Rothe regards the natural man as the consummation of the development of physical nature, and obtains spirit as the personal attainment, with divine help, of those beings in whom the further creative process of moral development is carried on. His theory leaves the natural man, without hesitation, to be developed by the natural processes of animal evolution. The attainment of the higher stage of development is the moral and religious vocation of man; this higher stage is self-determination, the performance of every human function as a voluntary and intelligent agent, or as a person, having as its cosmical effect the subjection of all material to spiritual existences. This personal process of spiritualization is the continuation of the eternal divine work of creation. Thus the moral life and the religious life coincide, and when normal are identical; both have the same aim and are occupied with the same task, the accomplishment of the spiritualization of the world. "Piety, that it may become truth and reality, demands morality as its fulfilment, as the only concrete element in which the idea of fellowship with God is realized; morality, that it may find its perfect unfolding, requires the aid of piety, in the light of which alone it can comprehend its own idea in all its breadth and depth."
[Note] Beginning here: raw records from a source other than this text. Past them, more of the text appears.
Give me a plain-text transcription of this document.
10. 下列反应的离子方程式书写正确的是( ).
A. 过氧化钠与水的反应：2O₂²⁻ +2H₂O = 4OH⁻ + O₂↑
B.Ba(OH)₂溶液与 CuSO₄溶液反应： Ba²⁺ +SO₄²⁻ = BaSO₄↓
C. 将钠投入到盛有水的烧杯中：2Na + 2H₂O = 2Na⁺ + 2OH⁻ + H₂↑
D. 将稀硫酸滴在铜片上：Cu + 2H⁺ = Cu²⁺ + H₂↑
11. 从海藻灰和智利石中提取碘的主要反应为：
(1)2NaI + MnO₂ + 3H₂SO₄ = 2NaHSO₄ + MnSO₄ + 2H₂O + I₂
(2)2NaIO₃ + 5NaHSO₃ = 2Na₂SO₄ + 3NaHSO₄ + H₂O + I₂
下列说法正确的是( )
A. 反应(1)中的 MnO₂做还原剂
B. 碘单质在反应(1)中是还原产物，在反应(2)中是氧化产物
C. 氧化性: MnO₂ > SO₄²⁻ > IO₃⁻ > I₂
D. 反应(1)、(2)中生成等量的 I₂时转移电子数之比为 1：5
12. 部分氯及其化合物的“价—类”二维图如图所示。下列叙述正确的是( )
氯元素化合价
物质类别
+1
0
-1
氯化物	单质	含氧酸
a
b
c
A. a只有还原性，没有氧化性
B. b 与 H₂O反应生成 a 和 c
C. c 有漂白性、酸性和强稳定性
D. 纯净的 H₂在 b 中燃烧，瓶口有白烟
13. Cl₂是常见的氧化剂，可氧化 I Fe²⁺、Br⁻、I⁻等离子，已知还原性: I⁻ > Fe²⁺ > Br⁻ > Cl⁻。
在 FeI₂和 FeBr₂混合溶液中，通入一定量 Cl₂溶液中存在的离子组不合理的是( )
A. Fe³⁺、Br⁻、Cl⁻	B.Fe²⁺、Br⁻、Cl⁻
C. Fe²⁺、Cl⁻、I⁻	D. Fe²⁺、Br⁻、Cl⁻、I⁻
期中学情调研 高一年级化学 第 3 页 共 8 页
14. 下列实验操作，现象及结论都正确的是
The process of human development Rothe regards as necessarily taking an abnormal form and passing through the phase of sin. This abnormal condition necessitates a fresh creative act, that of salvation, which was, however, from the first, part of the divine plan. As a preparation for this salvation supernatural revelation was required for the purifying and revivification of the religious consciousness, and the Saviour Himself had to appear in human history as a fresh miraculous creation, born of a woman but not begotten by a man. In consequence of His supernatural birth the Saviour, or the second Adam, was free from original sin. By His own moral and religious development He made possible a relation of perfect fellowship between God and man, which was the new and highest stage of the divine creation of mankind. This stage of development inaugurated by the Saviour is attained by means of His kingdom or the community of salvation, which is both moral and religious, and in the first instance and temporarily only religious - that is, a church. As men reach the full development of their nature, and appropriate the perfection of the Saviour, the separation between the religious and the moral life will vanish, and the Christian state, as the highest sphere of human life representing all human functions, will displace the church. "In proportion as the Saviour Christianizes the state by means of the church must the progressive completion of the structure of the church prove the cause of its abolition." The decline of the church is therefore not to be deplored, but recognized as the consequence of the independence and completeness of the Christian life. It is the third section of his work - the Pflichtenlehre - which is generally most highly valued, and where his full strength as an ethical thinker is displayed, without any mixture of theosophic speculation.

===Other works===
Since Rothe's death several volumes of his sermons and of his lectures (on dogmatics, the history of homiletics) and a collection of brief essays and religious meditations under the title of Stille Stunden (Wittenberg, 1872) have been published. Jane Stoddart's translation of his work was called Still Hours when it was published in 1886. Several of his lecture notes were published after his death.